With CPE4H being one of three signature initiatives in Penn Engineering’s strategic plan, the school’s first priority is to hire ten new faculty members whose expertise will have a long-term impact on its research program. global. Dr. Hammer leads the center’s search committee, made up of professors from Penn Engineering and Penn’s Perelman School of Medicine, which aims to recruit in four key areas:
- Medication administration, such as the development of lipid nanoparticles capable of safely encapsulating mRNA and other valuable active agents, such as proteins, DNA, CRISPR enzymes and guides, and antibiotics, and bringing them at the most appropriate site of action. These nanoparticles have already been critical to the success of COVID-19 vaccines, but other packaging materials and surface customizations can be developed to target specific organs or promote complementary biological responses when delivery vehicles release their payloads.

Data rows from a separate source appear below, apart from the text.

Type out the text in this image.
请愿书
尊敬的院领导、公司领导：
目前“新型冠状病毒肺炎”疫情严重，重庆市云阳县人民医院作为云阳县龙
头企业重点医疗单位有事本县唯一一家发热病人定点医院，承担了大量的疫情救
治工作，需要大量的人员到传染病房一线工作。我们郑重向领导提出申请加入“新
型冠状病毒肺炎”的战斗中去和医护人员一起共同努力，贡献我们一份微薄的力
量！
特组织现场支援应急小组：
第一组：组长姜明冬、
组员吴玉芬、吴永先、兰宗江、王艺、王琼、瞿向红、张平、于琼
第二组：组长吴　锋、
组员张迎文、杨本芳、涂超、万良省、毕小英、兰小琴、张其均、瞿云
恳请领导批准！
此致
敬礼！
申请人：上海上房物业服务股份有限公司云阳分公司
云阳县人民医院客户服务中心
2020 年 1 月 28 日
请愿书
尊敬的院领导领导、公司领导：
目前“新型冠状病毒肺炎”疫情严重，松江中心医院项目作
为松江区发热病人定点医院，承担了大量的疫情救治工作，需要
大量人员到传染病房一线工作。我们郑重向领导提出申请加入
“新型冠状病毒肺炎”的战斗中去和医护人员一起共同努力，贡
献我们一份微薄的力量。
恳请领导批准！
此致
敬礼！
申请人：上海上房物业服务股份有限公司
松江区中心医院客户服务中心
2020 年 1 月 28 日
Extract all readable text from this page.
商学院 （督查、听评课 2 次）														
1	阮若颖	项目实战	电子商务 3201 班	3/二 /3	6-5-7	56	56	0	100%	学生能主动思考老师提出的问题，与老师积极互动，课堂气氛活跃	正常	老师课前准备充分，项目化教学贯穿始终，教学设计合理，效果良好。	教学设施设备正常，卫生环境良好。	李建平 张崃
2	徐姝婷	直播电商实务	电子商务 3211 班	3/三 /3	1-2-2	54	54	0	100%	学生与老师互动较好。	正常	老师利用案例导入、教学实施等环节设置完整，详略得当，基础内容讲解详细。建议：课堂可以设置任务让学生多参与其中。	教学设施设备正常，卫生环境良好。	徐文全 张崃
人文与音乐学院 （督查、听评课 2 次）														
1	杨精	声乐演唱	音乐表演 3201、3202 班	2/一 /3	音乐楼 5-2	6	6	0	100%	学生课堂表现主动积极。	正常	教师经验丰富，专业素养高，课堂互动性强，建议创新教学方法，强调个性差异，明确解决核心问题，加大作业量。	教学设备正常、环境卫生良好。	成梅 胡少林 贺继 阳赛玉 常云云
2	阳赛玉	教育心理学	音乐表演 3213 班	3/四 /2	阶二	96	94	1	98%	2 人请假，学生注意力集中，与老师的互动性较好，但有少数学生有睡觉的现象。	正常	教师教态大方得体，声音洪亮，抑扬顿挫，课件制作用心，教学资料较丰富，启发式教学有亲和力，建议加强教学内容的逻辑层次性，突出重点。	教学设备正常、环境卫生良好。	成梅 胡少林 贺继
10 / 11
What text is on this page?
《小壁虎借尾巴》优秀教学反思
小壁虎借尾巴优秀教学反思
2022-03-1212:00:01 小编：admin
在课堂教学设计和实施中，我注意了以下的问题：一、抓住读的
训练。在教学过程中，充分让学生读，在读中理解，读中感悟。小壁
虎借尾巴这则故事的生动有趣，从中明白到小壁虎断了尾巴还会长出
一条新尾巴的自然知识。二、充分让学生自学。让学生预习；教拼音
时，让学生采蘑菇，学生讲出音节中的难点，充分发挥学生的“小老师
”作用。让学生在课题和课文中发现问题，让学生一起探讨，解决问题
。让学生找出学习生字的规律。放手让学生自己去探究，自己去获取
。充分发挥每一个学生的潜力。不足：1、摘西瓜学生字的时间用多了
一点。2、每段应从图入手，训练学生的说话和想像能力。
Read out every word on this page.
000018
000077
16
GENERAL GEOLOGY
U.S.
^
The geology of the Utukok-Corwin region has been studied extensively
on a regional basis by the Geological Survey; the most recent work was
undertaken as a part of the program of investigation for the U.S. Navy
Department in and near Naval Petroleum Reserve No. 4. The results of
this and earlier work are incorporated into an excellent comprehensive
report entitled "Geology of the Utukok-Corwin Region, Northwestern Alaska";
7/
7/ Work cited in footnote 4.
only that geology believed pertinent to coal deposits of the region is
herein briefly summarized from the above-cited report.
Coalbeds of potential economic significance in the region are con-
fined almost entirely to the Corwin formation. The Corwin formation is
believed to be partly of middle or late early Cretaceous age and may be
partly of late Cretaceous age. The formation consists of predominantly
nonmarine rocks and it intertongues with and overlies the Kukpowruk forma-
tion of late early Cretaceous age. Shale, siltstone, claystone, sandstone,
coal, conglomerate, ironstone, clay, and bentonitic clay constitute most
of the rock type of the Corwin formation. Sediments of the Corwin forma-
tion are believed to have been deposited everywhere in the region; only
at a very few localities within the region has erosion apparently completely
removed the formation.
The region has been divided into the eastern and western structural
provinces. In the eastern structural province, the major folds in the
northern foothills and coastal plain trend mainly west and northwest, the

- Biomimicry, including fully synthetic materials based on the design of biological cells and tissues. These materials would communicate with the body using the same principles natural cells use to signal to each other. Such materials could interface with immune system memory cells, improve vaccine efficacy or prevent autoimmune diseases, or lead to the assembly of organoids or organ-like materials that can be used to produce or test biological molecules in vitro.
- Reactive biodevices, or assemblies of biological material sensitive to external stimuli, such as light, heat or mechanical stress. Such devices could include gel-like scaffolds that can stiffen or relax based on a pre-programmed signal, causing cells or tissues to respond, or light-activated implantable materials that heal damaged tissue by releasing small molecules.
- Microelectromechanical systems (MEMS) for an integrated and multicellular response. Advanced microstructured materials that are hybrids of biological and non-biological materials, MEMS can be used to connect cells in circuit-like arrangements. Examples can include self-powered implantable electrodes that can monitor or expand neural activity for memory or therapeutic intervention.
Dr. Hammer envisions CPE4H connecting the broad community of research centers within Penn Engineering and Penn’s Perelman School of Medicine, such as Penn Health-Tech, Institute for Translational Medicine and Therapeutics, Institute of Medicine regenerative, the Institute of Immunology and the new formed the Penn Anti-Cancer Engineering Center, with collaborations through interdisciplinary seminars and workshops, as well as seed funding for high-risk, high-risk research. high yield that leads to commercialization.
“Penn has a huge advantage in this space, given that medicine and engineering are on the same contiguous campus. It’s a place where an engineering student can attend a medical school seminar and not skip a beat in their own lab,” Dr. Hammer said. “Combined with the talent of Penn’s campus, it’s an incredible environment to do creative science at the interface between engineering and healthcare.”
The transformative potential of work at this interface is why CPE4H was selected as one of the school’s three flagship initiatives.
“CPE4H is creating an unparalleled ecosystem of people and ideas, using engineering principles to enable healthy lifespans never seen before in history,” said David F. Meaney, Senior Associate Dean and Professor Solomon R Pollack at Penn Engineering’s bioengineering department. “Inspired by interdisciplinary science, connected to the human condition, and widely accessible to the world, the center truly embodies the ideals of Penn Engineering.”
“I appreciate and am grateful for the support of the school and Dean Kumar in choosing me to lead this important signing initiative,” Dr. Hammer said.